Chloe Kauffman and Mason Robinson
October 31, 2022

In recent years, a growing cohort of individual investors have been considering and participating in efforts to tie their asset portfolios to their political or social values, a practice known as ‘socially responsible investing’ (SRI). While SRI can be—and has been—employed in a multitude of ways, including refraining from investing in companies that manufacture and sell addictive substances, some have sought to achieve social investment in recent years through investing in firms with high ESG ratings. ESG—first conceptualized in a 2004 “joint initiative” invitation from the United Nations to 50 major financial institutions—grades publicly traded companies on the basis of their environmental, social, and governance policies/performance. Specifically, these categories entail performances on corporate climate initiatives, pollution, board transparency, employee diversity, and  labor practices, amongst other criteria. 

In strict terms of the amount of capital under management, ESG investments have set consecutive records in recent years. Global ESG assets under management (AUMs) surpassed $35 trillion in 2020 (up nearly 15 percent from the end of 2018, up 33 percent from the end of 2016) to become a third of total global AUMs and, by some estimates, are expected to exceed $50 trillion by the year 2025. 94 percent of these firms are concentrated in Europe and the United States, with the United States holding 13%. Despite the perceived popularity of using ESGs to obtain SRI, there are reasons to be highly cautious of ESG ratings when determining socially responsible investment strategies. 

While having investment holdings in highly rated ESG firms may show concern for sustainability, a high ESG rating is not associated with a strong investment holding. A joint study by professors from the London School of Economics and the Columbia Business school found no evidence of ESG investment funds outperforming non-ESG investment funds, showing that ESG ratings are unreliable regarding increasing investment returns.

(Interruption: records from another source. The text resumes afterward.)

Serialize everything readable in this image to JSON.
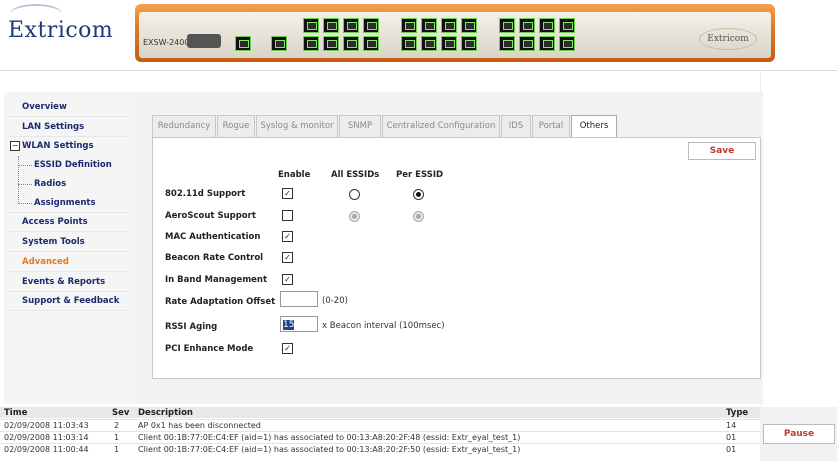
{
  "header": {
    "logo_text": "Extricom",
    "device_model": "EXSW-2400",
    "device_logo_text": "Extricom"
  },
  "nav": {
    "items": [
      {
        "label": "Overview"
      },
      {
        "label": "LAN Settings"
      },
      {
        "label": "WLAN Settings",
        "tree_toggle": "−"
      },
      {
        "label": "ESSID Definition"
      },
      {
        "label": "Radios"
      },
      {
        "label": "Assignments"
      },
      {
        "label": "Access Points"
      },
      {
        "label": "System Tools"
      },
      {
        "label": "Advanced",
        "active": true
      },
      {
        "label": "Events & Reports"
      },
      {
        "label": "Support & Feedback"
      }
    ]
  },
  "tabs": [
    {
      "label": "Redundancy"
    },
    {
      "label": "Rogue"
    },
    {
      "label": "Syslog & monitor"
    },
    {
      "label": "SNMP"
    },
    {
      "label": "Centralized Configuration"
    },
    {
      "label": "IDS"
    },
    {
      "label": "Portal"
    },
    {
      "label": "Others",
      "active": true
    }
  ],
  "panel": {
    "save_label": "Save",
    "columns": {
      "enable": "Enable",
      "all_essids": "All ESSIDs",
      "per_essid": "Per ESSID"
    },
    "rows": {
      "r80211d": {
        "label": "802.11d Support",
        "checked": "✓"
      },
      "aeroscout": {
        "label": "AeroScout Support",
        "checked": ""
      },
      "mac_auth": {
        "label": "MAC Authentication",
        "checked": "✓"
      },
      "beacon_rate": {
        "label": "Beacon Rate Control",
        "checked": "✓"
      },
      "inband": {
        "label": "In Band Management",
        "checked": "✓"
      },
      "rate_adapt": {
        "label": "Rate Adaptation Offset",
        "value": "",
        "hint": "(0-20)"
      },
      "rssi": {
        "label": "RSSI Aging",
        "value": "15",
        "hint": "x Beacon interval (100msec)"
      },
      "pci": {
        "label": "PCI Enhance Mode",
        "checked": "✓"
      }
    }
  },
  "log": {
    "headers": {
      "time": "Time",
      "sev": "Sev",
      "desc": "Description",
      "type": "Type"
    },
    "rows": [
      {
        "time": "02/09/2008 11:03:43",
        "sev": "2",
        "desc": "AP 0x1 has been disconnected",
        "type": "14"
      },
      {
        "time": "02/09/2008 11:03:14",
        "sev": "1",
        "desc": "Client 00:1B:77:0E:C4:EF (aid=1) has associated to 00:13:A8:20:2F:48 (essid: Extr_eyal_test_1)",
        "type": "01"
      },
      {
        "time": "02/09/2008 11:00:44",
        "sev": "1",
        "desc": "Client 00:1B:77:0E:C4:EF (aid=1) has associated to 00:13:A8:20:2F:50 (essid: Extr_eyal_test_1)",
        "type": "01"
      }
    ],
    "pause_label": "Pause"
  },
  "colors": {
    "accent": "#e07a22",
    "nav_text": "#1b2a6e",
    "button_text": "#c0392b"
  }
}
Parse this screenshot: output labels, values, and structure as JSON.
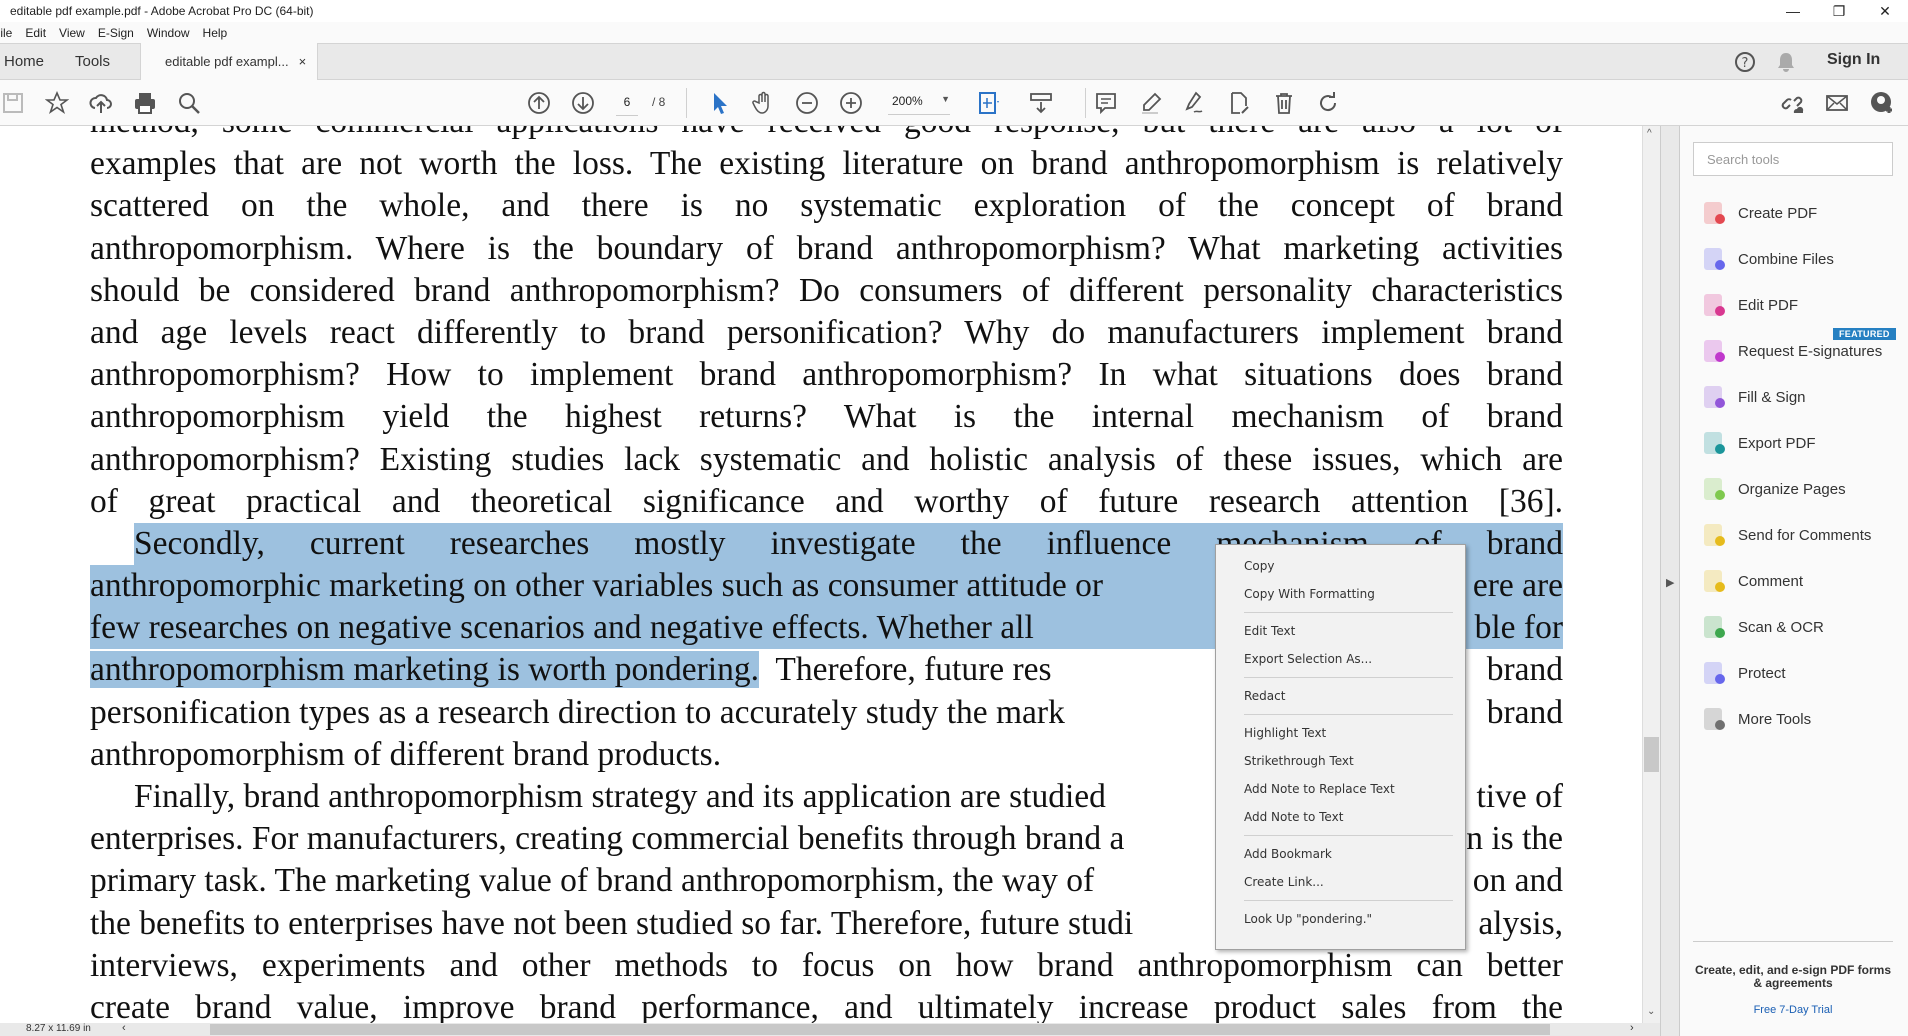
{
  "window": {
    "title": "editable pdf example.pdf - Adobe Acrobat Pro DC (64-bit)"
  },
  "menubar": [
    "File",
    "Edit",
    "View",
    "E-Sign",
    "Window",
    "Help"
  ],
  "tabs": {
    "home": "Home",
    "tools": "Tools",
    "document": "editable pdf exampl...",
    "close": "×",
    "sign_in": "Sign In"
  },
  "toolbar": {
    "page_current": "6",
    "page_total": "/ 8",
    "zoom": "200%"
  },
  "document": {
    "lines": [
      "method, some commercial applications have received good response, but there are also a lot of",
      "examples that are not worth the loss. The existing literature on brand anthropomorphism is relatively",
      "scattered on the whole, and there is no systematic exploration of the concept of brand",
      "anthropomorphism. Where is the boundary of brand anthropomorphism? What marketing activities",
      "should be considered brand anthropomorphism? Do consumers of different personality characteristics",
      "and age levels react differently to brand personification? Why do manufacturers implement brand",
      "anthropomorphism? How to implement brand anthropomorphism? In what situations does brand",
      "anthropomorphism yield the highest returns? What is the internal mechanism of brand",
      "anthropomorphism? Existing studies lack systematic and holistic analysis of these issues, which are",
      "of great practical and theoretical significance and worthy of future research attention [36].",
      "Secondly, current researches mostly investigate the influence mechanism of brand"
    ],
    "split_lines": [
      {
        "left": "anthropomorphic marketing on other variables such as consumer attitude or",
        "right": "ere are"
      },
      {
        "left": "few researches on negative scenarios and negative effects. Whether all",
        "right": "ble for"
      },
      {
        "selected": "anthropomorphism marketing is worth pondering.",
        "left": "Therefore, future res",
        "right": "brand"
      },
      {
        "left": "personification types as a research direction to accurately study the mark",
        "right": "brand"
      }
    ],
    "line_after": "anthropomorphism of different brand products.",
    "split_lines2": [
      {
        "left": "Finally, brand anthropomorphism strategy and its application are studied",
        "right": "tive of"
      },
      {
        "left": "enterprises. For manufacturers, creating commercial benefits through brand a",
        "right": "n is the"
      },
      {
        "left": "primary task. The marketing value of brand anthropomorphism, the way of",
        "right": "on and"
      },
      {
        "left": "the benefits to enterprises have not been studied so far. Therefore, future studi",
        "right": "alysis,"
      }
    ],
    "lines_end": [
      "interviews, experiments and other methods to focus on how brand anthropomorphism can better",
      "create brand value, improve brand performance, and ultimately increase product sales from the"
    ],
    "selection_color": "#9dc1df"
  },
  "context_menu": [
    "Copy",
    "Copy With Formatting",
    "Edit Text",
    "Export Selection As...",
    "Redact",
    "Highlight Text",
    "Strikethrough Text",
    "Add Note to Replace Text",
    "Add Note to Text",
    "Add Bookmark",
    "Create Link...",
    "Look Up \"pondering.\""
  ],
  "right_panel": {
    "search_placeholder": "Search tools",
    "featured": "FEATURED",
    "tools": [
      {
        "label": "Create PDF",
        "color": "#e34850"
      },
      {
        "label": "Combine Files",
        "color": "#6767ec"
      },
      {
        "label": "Edit PDF",
        "color": "#d83790"
      },
      {
        "label": "Request E-signatures",
        "color": "#c038cc"
      },
      {
        "label": "Fill & Sign",
        "color": "#9256d9"
      },
      {
        "label": "Export PDF",
        "color": "#1b959a"
      },
      {
        "label": "Organize Pages",
        "color": "#7fc94e"
      },
      {
        "label": "Send for Comments",
        "color": "#e6bb1c"
      },
      {
        "label": "Comment",
        "color": "#e6bb1c"
      },
      {
        "label": "Scan & OCR",
        "color": "#3da74e"
      },
      {
        "label": "Protect",
        "color": "#6767ec"
      },
      {
        "label": "More Tools",
        "color": "#707070"
      }
    ],
    "promo": "Create, edit, and e-sign PDF forms & agreements",
    "trial": "Free 7-Day Trial"
  },
  "status": {
    "page_size": "8.27 x 11.69 in"
  }
}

They also found that ESG funds have violated more labor and environmental laws than non-ESG firms. ESG-based investing does not provide any additional benefits compared to non-ESG based investing, on both the basis of the ESG-graded value or the monetary value of an investment.

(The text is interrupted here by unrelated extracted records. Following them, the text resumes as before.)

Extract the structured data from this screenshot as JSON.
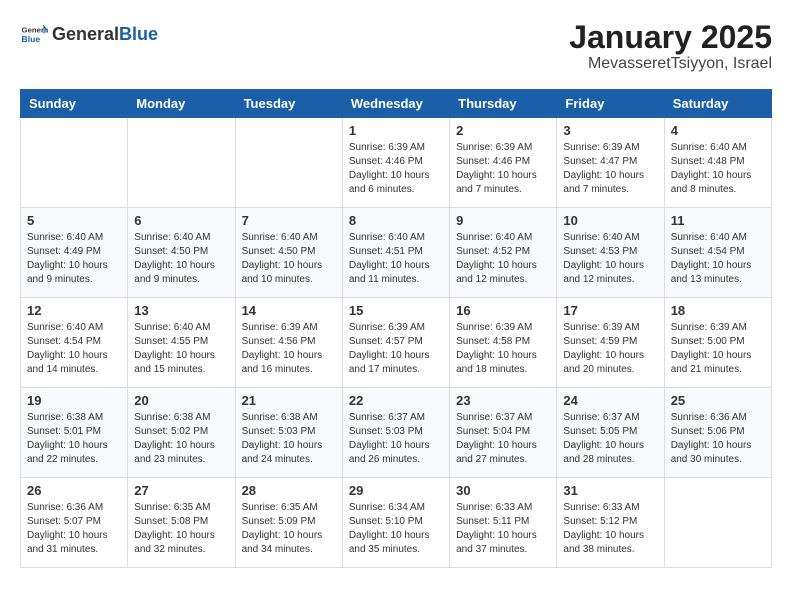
{
  "header": {
    "logo_general": "General",
    "logo_blue": "Blue",
    "month": "January 2025",
    "location": "MevasseretTsiyyon, Israel"
  },
  "weekdays": [
    "Sunday",
    "Monday",
    "Tuesday",
    "Wednesday",
    "Thursday",
    "Friday",
    "Saturday"
  ],
  "weeks": [
    [
      null,
      null,
      null,
      {
        "day": "1",
        "sunrise": "6:39 AM",
        "sunset": "4:46 PM",
        "daylight": "10 hours and 6 minutes."
      },
      {
        "day": "2",
        "sunrise": "6:39 AM",
        "sunset": "4:46 PM",
        "daylight": "10 hours and 7 minutes."
      },
      {
        "day": "3",
        "sunrise": "6:39 AM",
        "sunset": "4:47 PM",
        "daylight": "10 hours and 7 minutes."
      },
      {
        "day": "4",
        "sunrise": "6:40 AM",
        "sunset": "4:48 PM",
        "daylight": "10 hours and 8 minutes."
      }
    ],
    [
      {
        "day": "5",
        "sunrise": "6:40 AM",
        "sunset": "4:49 PM",
        "daylight": "10 hours and 9 minutes."
      },
      {
        "day": "6",
        "sunrise": "6:40 AM",
        "sunset": "4:50 PM",
        "daylight": "10 hours and 9 minutes."
      },
      {
        "day": "7",
        "sunrise": "6:40 AM",
        "sunset": "4:50 PM",
        "daylight": "10 hours and 10 minutes."
      },
      {
        "day": "8",
        "sunrise": "6:40 AM",
        "sunset": "4:51 PM",
        "daylight": "10 hours and 11 minutes."
      },
      {
        "day": "9",
        "sunrise": "6:40 AM",
        "sunset": "4:52 PM",
        "daylight": "10 hours and 12 minutes."
      },
      {
        "day": "10",
        "sunrise": "6:40 AM",
        "sunset": "4:53 PM",
        "daylight": "10 hours and 12 minutes."
      },
      {
        "day": "11",
        "sunrise": "6:40 AM",
        "sunset": "4:54 PM",
        "daylight": "10 hours and 13 minutes."
      }
    ],
    [
      {
        "day": "12",
        "sunrise": "6:40 AM",
        "sunset": "4:54 PM",
        "daylight": "10 hours and 14 minutes."
      },
      {
        "day": "13",
        "sunrise": "6:40 AM",
        "sunset": "4:55 PM",
        "daylight": "10 hours and 15 minutes."
      },
      {
        "day": "14",
        "sunrise": "6:39 AM",
        "sunset": "4:56 PM",
        "daylight": "10 hours and 16 minutes."
      },
      {
        "day": "15",
        "sunrise": "6:39 AM",
        "sunset": "4:57 PM",
        "daylight": "10 hours and 17 minutes."
      },
      {
        "day": "16",
        "sunrise": "6:39 AM",
        "sunset": "4:58 PM",
        "daylight": "10 hours and 18 minutes."
      },
      {
        "day": "17",
        "sunrise": "6:39 AM",
        "sunset": "4:59 PM",
        "daylight": "10 hours and 20 minutes."
      },
      {
        "day": "18",
        "sunrise": "6:39 AM",
        "sunset": "5:00 PM",
        "daylight": "10 hours and 21 minutes."
      }
    ],
    [
      {
        "day": "19",
        "sunrise": "6:38 AM",
        "sunset": "5:01 PM",
        "daylight": "10 hours and 22 minutes."
      },
      {
        "day": "20",
        "sunrise": "6:38 AM",
        "sunset": "5:02 PM",
        "daylight": "10 hours and 23 minutes."
      },
      {
        "day": "21",
        "sunrise": "6:38 AM",
        "sunset": "5:03 PM",
        "daylight": "10 hours and 24 minutes."
      },
      {
        "day": "22",
        "sunrise": "6:37 AM",
        "sunset": "5:03 PM",
        "daylight": "10 hours and 26 minutes."
      },
      {
        "day": "23",
        "sunrise": "6:37 AM",
        "sunset": "5:04 PM",
        "daylight": "10 hours and 27 minutes."
      },
      {
        "day": "24",
        "sunrise": "6:37 AM",
        "sunset": "5:05 PM",
        "daylight": "10 hours and 28 minutes."
      },
      {
        "day": "25",
        "sunrise": "6:36 AM",
        "sunset": "5:06 PM",
        "daylight": "10 hours and 30 minutes."
      }
    ],
    [
      {
        "day": "26",
        "sunrise": "6:36 AM",
        "sunset": "5:07 PM",
        "daylight": "10 hours and 31 minutes."
      },
      {
        "day": "27",
        "sunrise": "6:35 AM",
        "sunset": "5:08 PM",
        "daylight": "10 hours and 32 minutes."
      },
      {
        "day": "28",
        "sunrise": "6:35 AM",
        "sunset": "5:09 PM",
        "daylight": "10 hours and 34 minutes."
      },
      {
        "day": "29",
        "sunrise": "6:34 AM",
        "sunset": "5:10 PM",
        "daylight": "10 hours and 35 minutes."
      },
      {
        "day": "30",
        "sunrise": "6:33 AM",
        "sunset": "5:11 PM",
        "daylight": "10 hours and 37 minutes."
      },
      {
        "day": "31",
        "sunrise": "6:33 AM",
        "sunset": "5:12 PM",
        "daylight": "10 hours and 38 minutes."
      },
      null
    ]
  ]
}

In 2021, The Securities and Exchange Commission (SEC) created the Climate and ESG Taskforce to “proactively identify ESG-related misconduct” because of the unreliability of ESG ratings and misconduct in correctly allocating ratings. The SEC dedicated an entire task force to catch misconduct, illustrating the severity of the harm ESG ratings can cause. Professor Theo Vermaelen cited that ESG funds mislead potential investors by promoting things like: “Investors in the fund will (1) reduce global warming and (2) do this without giving up returns.” The primary issue is that often, a company’s ESG rating is not synonymous with its actual climate actions, nor does it guarantee positive investment returns. A model created by professors Lubos Pastor, Robert F. Stambaugh, and Lucian A. Taylor predicted that ESG assets, or green assets, “underperform” non-ESG assets “over a sufficiently long period”. An ESG score does not even guarantee that a company follows the guidelines outlined, as it only allocates a weighted scale to companies, at the discretion of the firm allocating the score to the companies.

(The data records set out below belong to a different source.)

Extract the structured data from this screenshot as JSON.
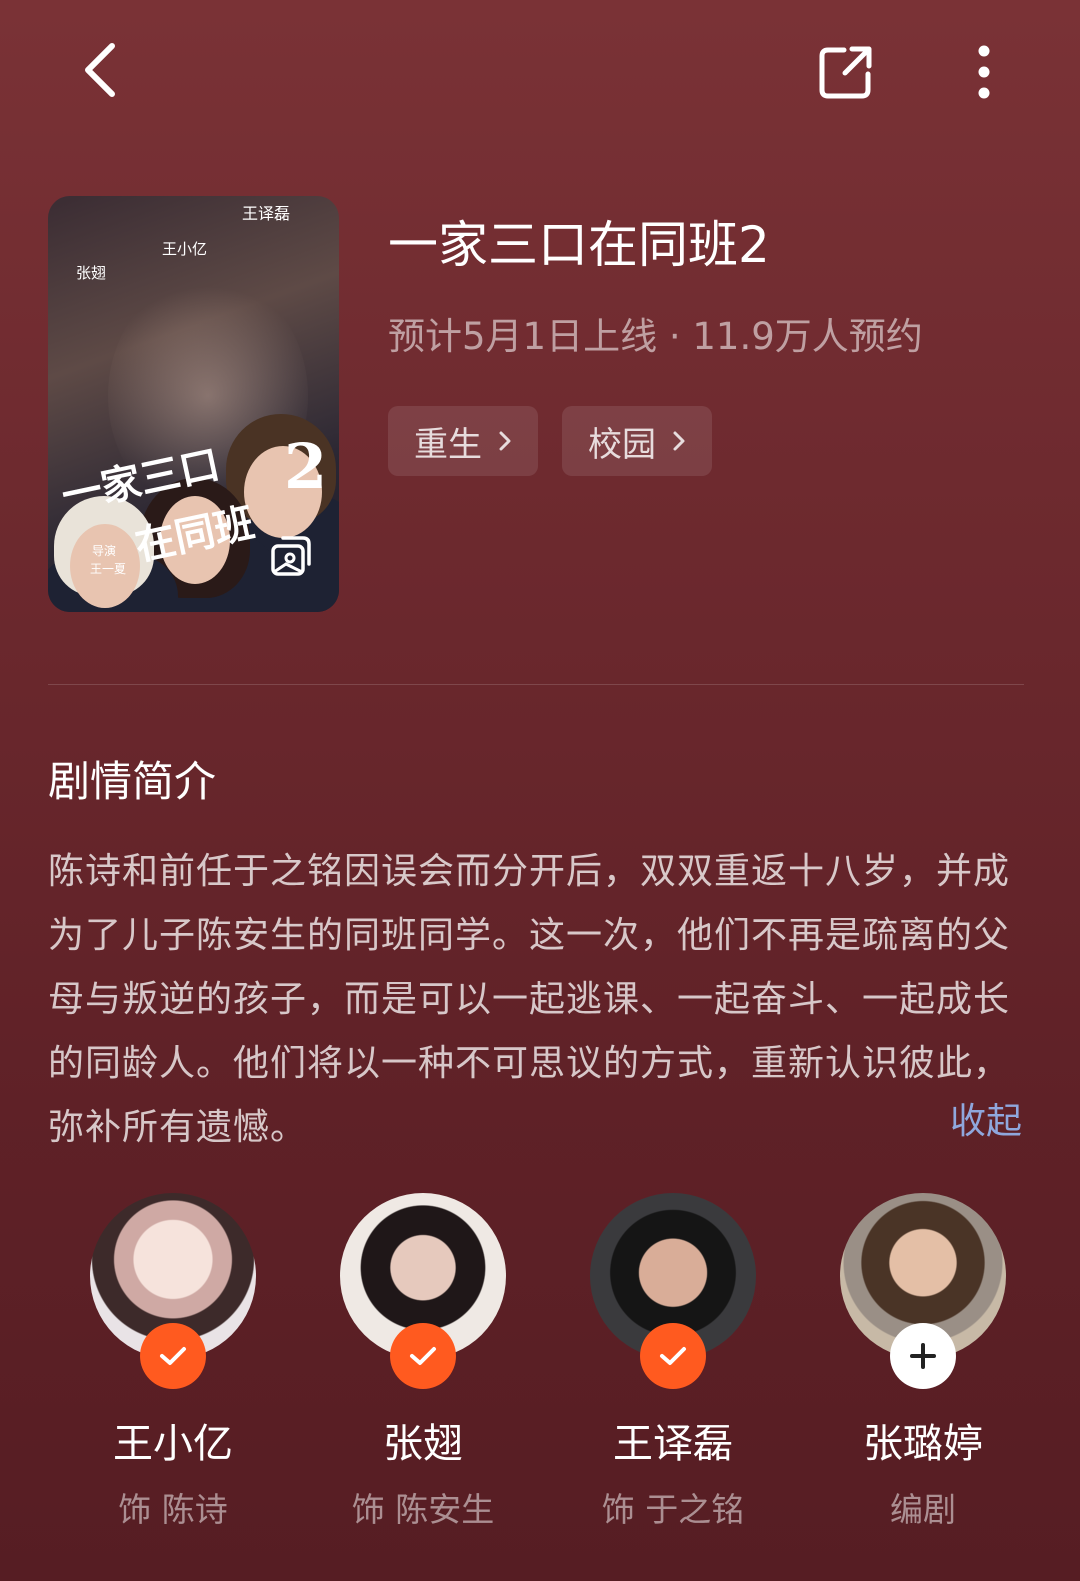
{
  "icons": {
    "back": "back-arrow-icon",
    "share": "share-icon",
    "more": "more-vertical-icon",
    "gallery": "gallery-icon"
  },
  "poster": {
    "cast_top": "王译磊",
    "cast_mid": "王小亿",
    "cast_left": "张翅",
    "title_line1": "一家三口",
    "title_line2": "在同班",
    "number": "2",
    "director_label": "导演",
    "director": "王一夏"
  },
  "show": {
    "title": "一家三口在同班2",
    "meta": "预计5月1日上线 · 11.9万人预约",
    "tags": [
      "重生",
      "校园"
    ]
  },
  "synopsis": {
    "heading": "剧情简介",
    "text": "陈诗和前任于之铭因误会而分开后，双双重返十八岁，并成为了儿子陈安生的同班同学。这一次，他们不再是疏离的父母与叛逆的孩子，而是可以一起逃课、一起奋斗、一起成长的同龄人。他们将以一种不可思议的方式，重新认识彼此，弥补所有遗憾。",
    "collapse_label": "收起"
  },
  "cast": [
    {
      "name": "王小亿",
      "role": "饰 陈诗",
      "followed": true
    },
    {
      "name": "张翅",
      "role": "饰 陈安生",
      "followed": true
    },
    {
      "name": "王译磊",
      "role": "饰 于之铭",
      "followed": true
    },
    {
      "name": "张璐婷",
      "role": "编剧",
      "followed": false
    }
  ],
  "colors": {
    "accent": "#ff5a1f",
    "link": "#8fa7dd",
    "background": "#6a272c"
  }
}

Additionally, the ESG ratings themselves are not reliable. Many firms receive high environmental and social ratings despite having negative human rights/labor records or having questionable environmental impacts. A key example is the SK Group and the collapse of the dam they built in Laos. Before the catastrophe, the parent company, SK Inc., had an ESG score of BBB from the firm MSCI. Following the collapse that displaced thousands of people and killed at least 70, the parent company received no change to its score. Instead, three months following the disaster, the score was increased to A by MSCI. Now the parent firm has a score of AA, relative to the highest MSCI score of AAA. 

ESG investing has become a fad investing approach for a growing number of individuals who wish to tie their social values with their portfolios. While ESG ratings offer an accessible metric to achieve this, their shortcomings—reduced investment returns and misleading results/marketing—should prompt serious concern from investors wishing to have a sustainable portfolio. At best, ESG ratings are merely another form of mass marketing used by firms to attract investors and should be treated as such.